Tuesday, November 20, 2007

Life of the Potty

We introduced the potty right around the time Muffin turned two. Having her actually go on the toilet seemed about as likely as monkeys flying out of her butt, but we figured we had to start some time. She seemed to enjoy the novelty, so every night at bath time we dutifully sat her down for a little quality time on the throne. We might read a book or just shoot the, um, shit about pooping and peeing, and who all does it – a topic that held endless fascination. I’m sorry, but if I know you in real life, we've probably discussed the fact that you too poop. She's suitably impressed, I promise you.

After a few weeks, Muffin peed – a thrilling development. After a few weeks, lo and behold, she made a larger deposit at the bank. We hugged her and high-fived her as if she’d pooped gold. We taped up a potty chart – flower stickers for #1 and gold stars for #2 – and she filled it up in just one weekend.

And yet, six months later, she’s still in diapers – ok, technically, she’s in the pull-ups, the ones with the Little Mermaid, Princess Jasmine and Cinderella on the front (Cars pull-ups are an acceptable substitute but if try Dora, God help you). She is perfectly capable of recognizing the need to go and holding it, but totally inconsistent in her desire to actually make it to the bathroom. I call it the Lesser of Two Evils litmus test; if she is stalling on bedtime, feeling rushed out the door for school or some other onerous activity, she’ll shout the state of her bladder from the rooftops and make a beeline for the pot. But if she’s playing or dancing or, say, eating my Chapstick, she can’t be bothered. Unless we can catch her beforehand and convince her otherwise, her preferred poop scenario is in her room, in the corner, bracing herself against the table. I’ve put the totally adorable big kid underwear on her a few times, thinking that might make my little fashionista a convert, but despite me asking her every 15 minutes if she had to go, she just casually wet herself and kept on playing.

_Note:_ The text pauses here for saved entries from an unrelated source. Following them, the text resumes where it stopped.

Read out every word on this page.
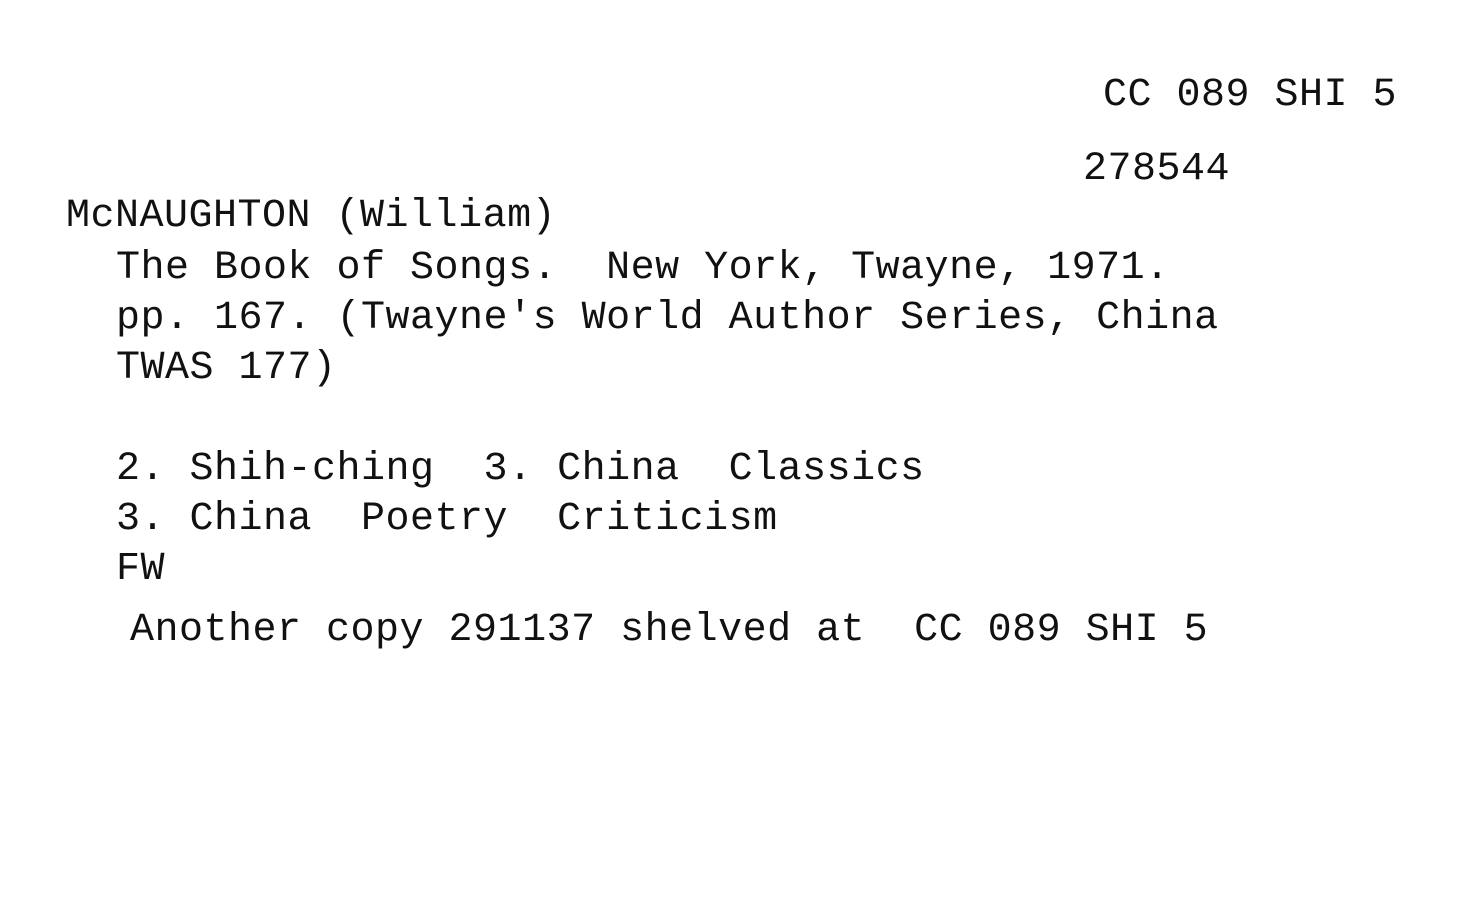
CC 089 SHI 5
278544
McNAUGHTON (William)
The Book of Songs.  New York, Twayne, 1971.
pp. 167. (Twayne's World Author Series, China
TWAS 177)
2. Shih-ching  3. China  Classics
3. China  Poetry  Criticism
FW
Another copy 291137 shelved at  CC 089 SHI 5
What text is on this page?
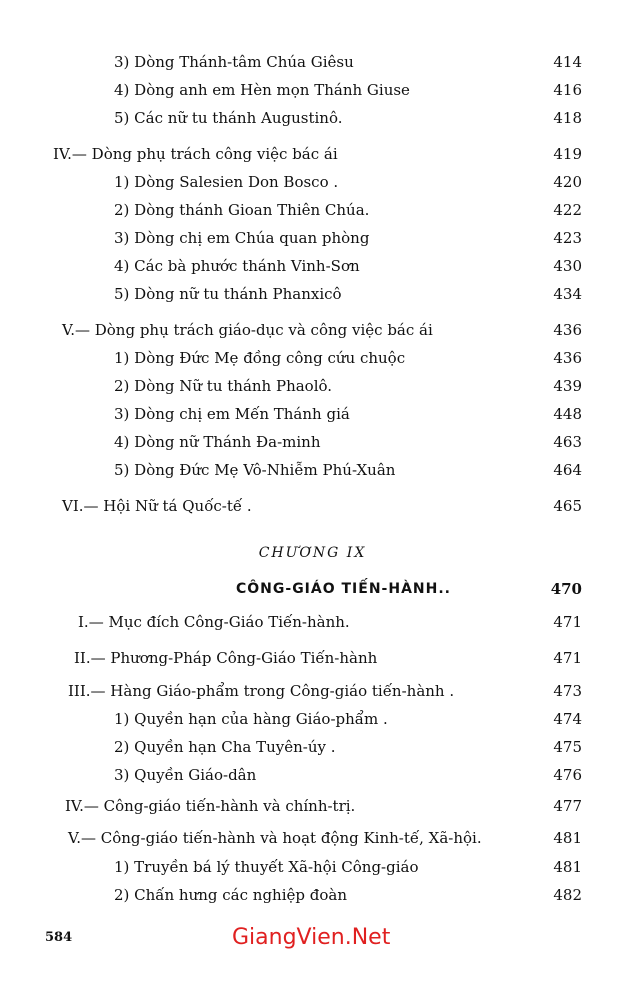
3) Dòng Thánh-tâm Chúa Giêsu	414
4) Dòng anh em Hèn mọn Thánh Giuse	416
5) Các nữ tu thánh Augustinô.	418
IV.— Dòng phụ trách công việc bác ái	419
1) Dòng Salesien Don Bosco .	420
2) Dòng thánh Gioan Thiên Chúa.	422
3) Dòng chị em Chúa quan phòng	423
4) Các bà phước thánh Vinh-Sơn	430
5) Dòng nữ tu thánh Phanxicô	434
V.— Dòng phụ trách giáo-dục và công việc bác ái	436
1) Dòng Đức Mẹ đồng công cứu chuộc	436
2) Dòng Nữ tu thánh Phaolô.	439
3) Dòng chị em Mến Thánh giá	448
4) Dòng nữ Thánh Đa-minh	463
5) Dòng Đức Mẹ Vô-Nhiễm Phú-Xuân	464
VI.— Hội Nữ tá Quốc-tế .	465
CHƯƠNG IX
CÔNG-GIÁO TIẾN-HÀNH..	470
I.— Mục đích Công-Giáo Tiến-hành.	471
II.— Phương-Pháp Công-Giáo Tiến-hành	471
III.— Hàng Giáo-phẩm trong Công-giáo tiến-hành .	473
1) Quyền hạn của hàng Giáo-phẩm .	474
2) Quyền hạn Cha Tuyên-úy .	475
3) Quyền Giáo-dân	476
IV.— Công-giáo tiến-hành và chính-trị.	477
V.— Công-giáo tiến-hành và hoạt động Kinh-tế, Xã-hội.	481
1) Truyền bá lý thuyết Xã-hội Công-giáo	481
2) Chấn hưng các nghiệp đoàn	482
584	GiangVien.Net
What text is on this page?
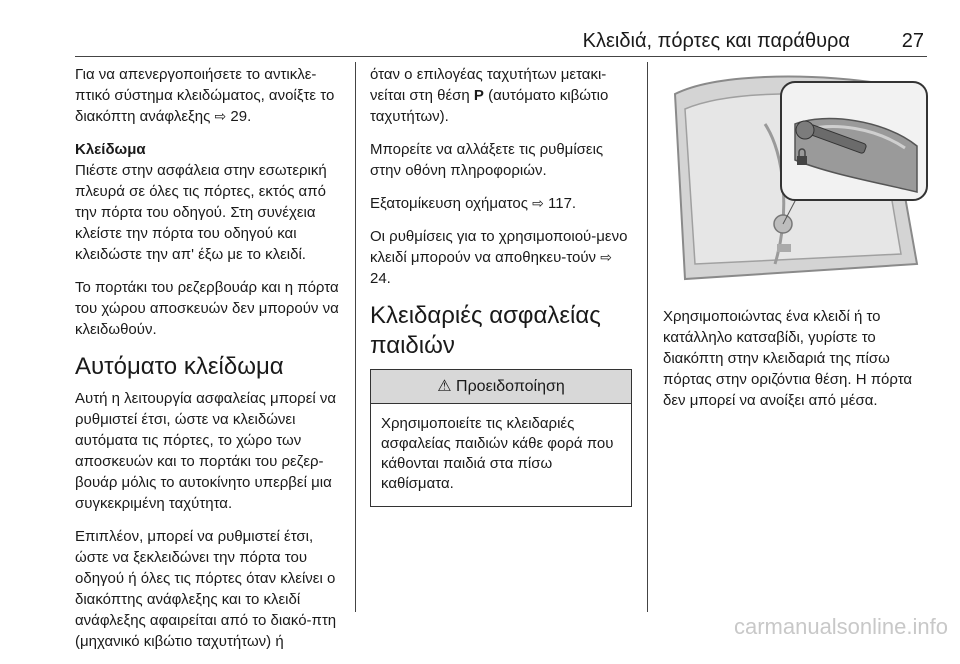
Κλειδιά, πόρτες και παράθυρα	27

Για να απενεργοποιήσετε το αντικλε‐πτικό σύστημα κλειδώματος, ανοίξτε το διακόπτη ανάφλεξης ⇨ 29.

Κλείδωμα
Πιέστε στην ασφάλεια στην εσωτερική πλευρά σε όλες τις πόρτες, εκτός από την πόρτα του οδηγού. Στη συνέχεια κλείστε την πόρτα του οδηγού και κλειδώστε την απ' έξω με το κλειδί.

Το πορτάκι του ρεζερβουάρ και η πόρτα του χώρου αποσκευών δεν μπορούν να κλειδωθούν.

Αυτόματο κλείδωμα

Αυτή η λειτουργία ασφαλείας μπορεί να ρυθμιστεί έτσι, ώστε να κλειδώνει αυτόματα τις πόρτες, το χώρο των αποσκευών και το πορτάκι του ρεζερ‐βουάρ μόλις το αυτοκίνητο υπερβεί μια συγκεκριμένη ταχύτητα.

Επιπλέον, μπορεί να ρυθμιστεί έτσι, ώστε να ξεκλειδώνει την πόρτα του οδηγού ή όλες τις πόρτες όταν κλείνει ο διακόπτης ανάφλεξης και το κλειδί ανάφλεξης αφαιρείται από το διακό‐πτη (μηχανικό κιβώτιο ταχυτήτων) ή

όταν ο επιλογέας ταχυτήτων μετακι‐νείται στη θέση P (αυτόματο κιβώτιο ταχυτήτων).

Μπορείτε να αλλάξετε τις ρυθμίσεις στην οθόνη πληροφοριών.

Εξατομίκευση οχήματος ⇨ 117.

Οι ρυθμίσεις για το χρησιμοποιού‐μενο κλειδί μπορούν να αποθηκευ‐τούν ⇨ 24.

Κλειδαριές ασφαλείας παιδιών
⚠ Προειδοποίηση
Χρησιμοποιείτε τις κλειδαριές ασφαλείας παιδιών κάθε φορά που κάθονται παιδιά στα πίσω καθίσματα.

Χρησιμοποιώντας ένα κλειδί ή το κατάλληλο κατσαβίδι, γυρίστε το διακόπτη στην κλειδαριά της πίσω πόρτας στην οριζόντια θέση. Η πόρτα δεν μπορεί να ανοίξει από μέσα.

carmanualsonline.info
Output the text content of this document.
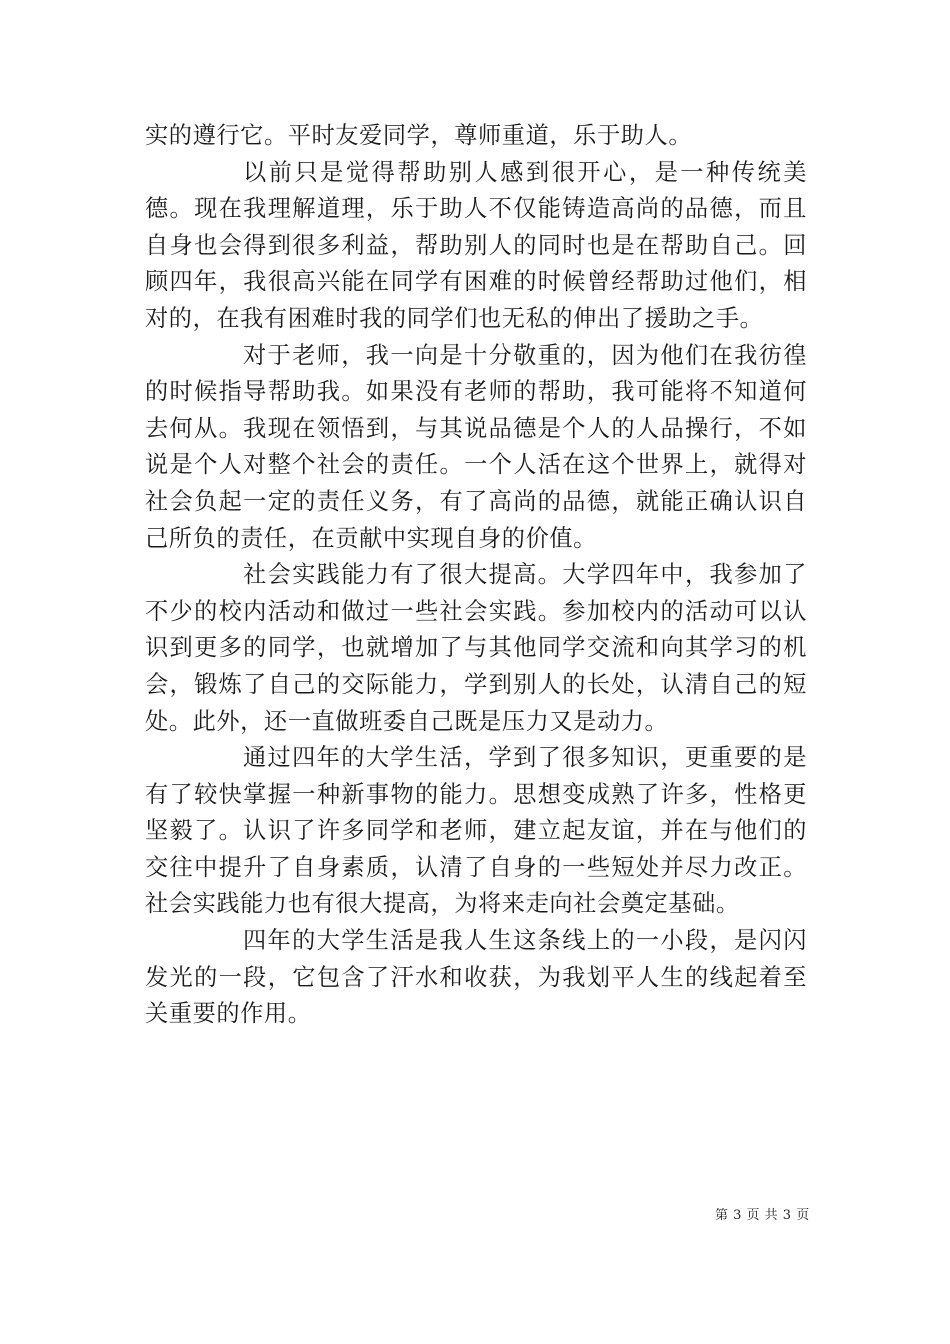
实的遵行它。平时友爱同学，尊师重道，乐于助人。

以前只是觉得帮助别人感到很开心，是一种传统美德。现在我理解道理，乐于助人不仅能铸造高尚的品德，而且自身也会得到很多利益，帮助别人的同时也是在帮助自己。回顾四年，我很高兴能在同学有困难的时候曾经帮助过他们，相对的，在我有困难时我的同学们也无私的伸出了援助之手。

对于老师，我一向是十分敬重的，因为他们在我彷徨的时候指导帮助我。如果没有老师的帮助，我可能将不知道何去何从。我现在领悟到，与其说品德是个人的人品操行，不如说是个人对整个社会的责任。一个人活在这个世界上，就得对社会负起一定的责任义务，有了高尚的品德，就能正确认识自己所负的责任，在贡献中实现自身的价值。

社会实践能力有了很大提高。大学四年中，我参加了不少的校内活动和做过一些社会实践。参加校内的活动可以认识到更多的同学，也就增加了与其他同学交流和向其学习的机会，锻炼了自己的交际能力，学到别人的长处，认清自己的短处。此外，还一直做班委自己既是压力又是动力。

通过四年的大学生活，学到了很多知识，更重要的是有了较快掌握一种新事物的能力。思想变成熟了许多，性格更坚毅了。认识了许多同学和老师，建立起友谊，并在与他们的交往中提升了自身素质，认清了自身的一些短处并尽力改正。社会实践能力也有很大提高，为将来走向社会奠定基础。

四年的大学生活是我人生这条线上的一小段，是闪闪发光的一段，它包含了汗水和收获，为我划平人生的线起着至关重要的作用。

第 3 页 共 3 页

There have been a few setbacks along the way – falling into the bowl when she forgot to put the special seat on, accidentally using her hand as a wipe (and to her credit, being suitably horrified). But I don’t think they’ve been enough to put her on the path to adult diapers. I’m not sure what the glitch is. Perhaps one day she’ll wake up and tell us she’s off the dipes for good, and we’ll know that this is it, she's finally really ready. But of course there are no traffic lights in parenting, and we'll probably have to muddle through like always. Her teachers have encouraged us to take a long weekend and just do it. They think she’s almost there, just needs a little push.

Maybe it’s that we’re not ready. I’ve walked the streets of Manhattan, weakened postpartum bladder bursting, unable to find a bathroom -- Central Park in particular is a restroom no man’s land. We do like our adventures, and really committing to full potty training means sticking close to home for a while.

But I think I’ll also miss the day when using the potty is no longer an event but just a bodily function not worth fussing over. Seeing the smile spread across her face when she hears the tinkling of pee, and watching her little butt jiggle as she runs off to tell Daddy -- well, I can take a lot of shit for that.